Gross profit dropped 37 percent to 2.1 million dollars, while its gross margin came to 54 percent, compared to its prior 55.7 percent, a drop that came as a result of continued end-of-season sales for autumn/winter 2023 that “included an unusually high percentage of products sold at a discount”.

Improving gross margin and reviewing European distribution on task list

Net loss for Perfect Moment rose to 2.7 million dollars, compared to a net loss of 0.8 million dollars, while adjusted EBITDA was at negative 2 million dollars, an increase on its formerly reported 958,000 dollars.

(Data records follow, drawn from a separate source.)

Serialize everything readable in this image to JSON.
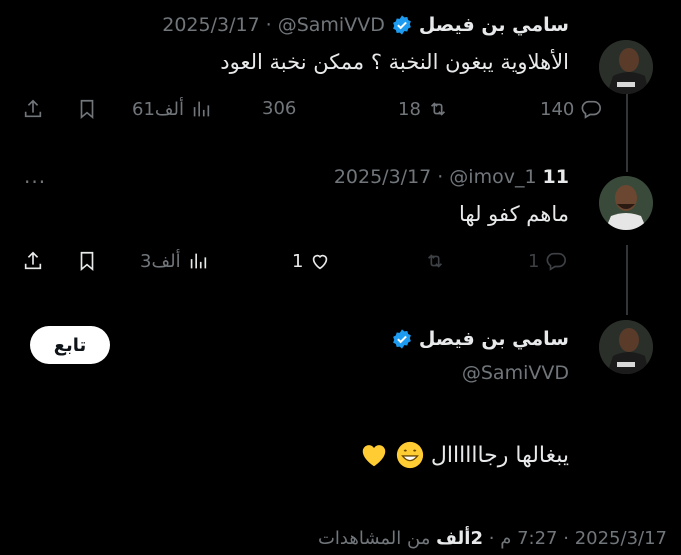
{
  "tweet1": {
    "name": "سامي بن فيصل",
    "handle": "@SamiVVD",
    "date": "2025/3/17",
    "text": "الأهلاوية يبغون النخبة ؟ ممكن نخبة العود",
    "replies": "140",
    "retweets": "18",
    "likes": "306",
    "views": "61ألف"
  },
  "tweet2": {
    "name": "11",
    "handle": "@imov_1",
    "date": "2025/3/17",
    "text": "ماهم كفو لها",
    "replies": "1",
    "likes": "1",
    "views": "3ألف"
  },
  "tweet3": {
    "name": "سامي بن فيصل",
    "handle": "@SamiVVD",
    "follow_label": "تابع",
    "text": "يبغالها رجاااااال",
    "footer_date": "2025/3/17",
    "footer_time": "7:27 م",
    "footer_views_number": "2ألف",
    "footer_views_label": "من المشاهدات",
    "footer_sep": "·"
  },
  "colors": {
    "background": "#000000",
    "text": "#e7e9ea",
    "muted": "#71767b",
    "verified": "#1d9bf0"
  },
  "icons": [
    "reply-icon",
    "retweet-icon",
    "like-icon",
    "views-icon",
    "bookmark-icon",
    "share-icon",
    "verified-icon",
    "more-icon"
  ]
}
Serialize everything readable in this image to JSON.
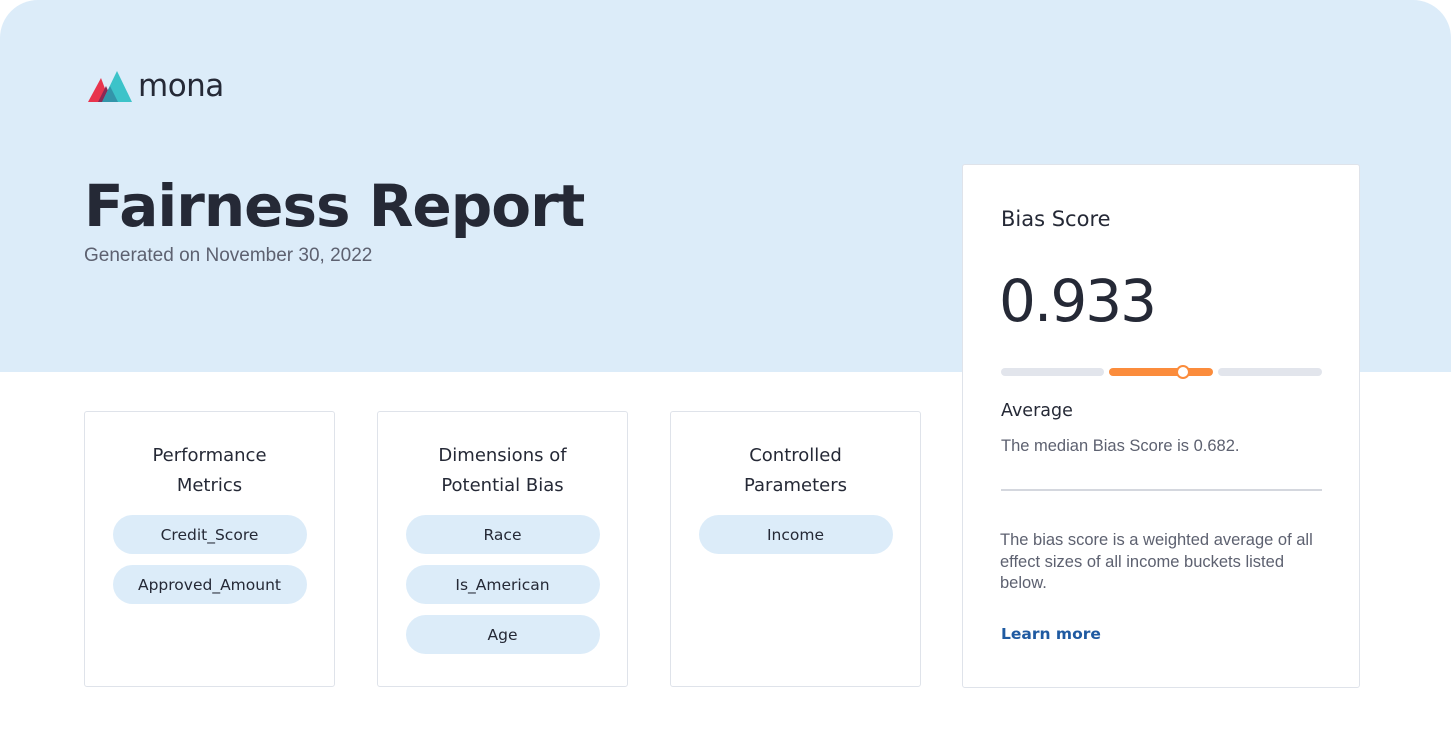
{
  "brand": {
    "name": "mona"
  },
  "header": {
    "title": "Fairness Report",
    "subtitle": "Generated on November 30, 2022"
  },
  "cards": [
    {
      "title_lines": [
        "Performance",
        "Metrics"
      ],
      "pills": [
        "Credit_Score",
        "Approved_Amount"
      ]
    },
    {
      "title_lines": [
        "Dimensions of",
        "Potential Bias"
      ],
      "pills": [
        "Race",
        "Is_American",
        "Age"
      ]
    },
    {
      "title_lines": [
        "Controlled",
        "Parameters"
      ],
      "pills": [
        "Income"
      ]
    }
  ],
  "bias": {
    "title": "Bias Score",
    "value": "0.933",
    "level": "Average",
    "median_text": "The median Bias Score is 0.682.",
    "description": "The bias score is a weighted average of all effect sizes of all income buckets listed below.",
    "learn_more": "Learn more",
    "gauge": {
      "segments": 3,
      "active_segment": 2,
      "marker_fraction_in_segment": 0.71
    }
  },
  "colors": {
    "hero_background": "#dcecf9",
    "pill_background": "#dcecf9",
    "accent_orange": "#fb8c3c",
    "link_blue": "#1f5aa1",
    "text_dark": "#252936",
    "text_muted": "#5d6170"
  },
  "icons": {
    "logo": "mona-mountain-logo-icon"
  }
}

For the fiscal six months, optimism was also fairly dampened by a total net revenue decrease of 3 percent to 2.7 million dollars. Over this period, gross profit also took a hit, falling 35 percent, while net losses widened to 4.7 million dollars.

Looking ahead, Perfect Moment CEO, Mark Buckley, said: “Improving our gross margins remains an important focus. We anticipate our gross margins in our current fiscal year 2025 to improve substantially year-over-year with the significant progress we’ve made across all our margin expansion projects.

“One most recent project includes opening our first US distribution centre last month. Following the facility opening, we realised an immediate improvement in operating efficiency. We also expect it to reduce duty costs for e-commerce orders in the second half of this fiscal year, with this helping to drive improved gross margins compared to last year.”

Buckley added that the company would be reviewing its European distribution strategy to improve margins in the fiscal year 2026, while further focusing on accelerating its online sales growth and expanding its direct-to-consumer channel.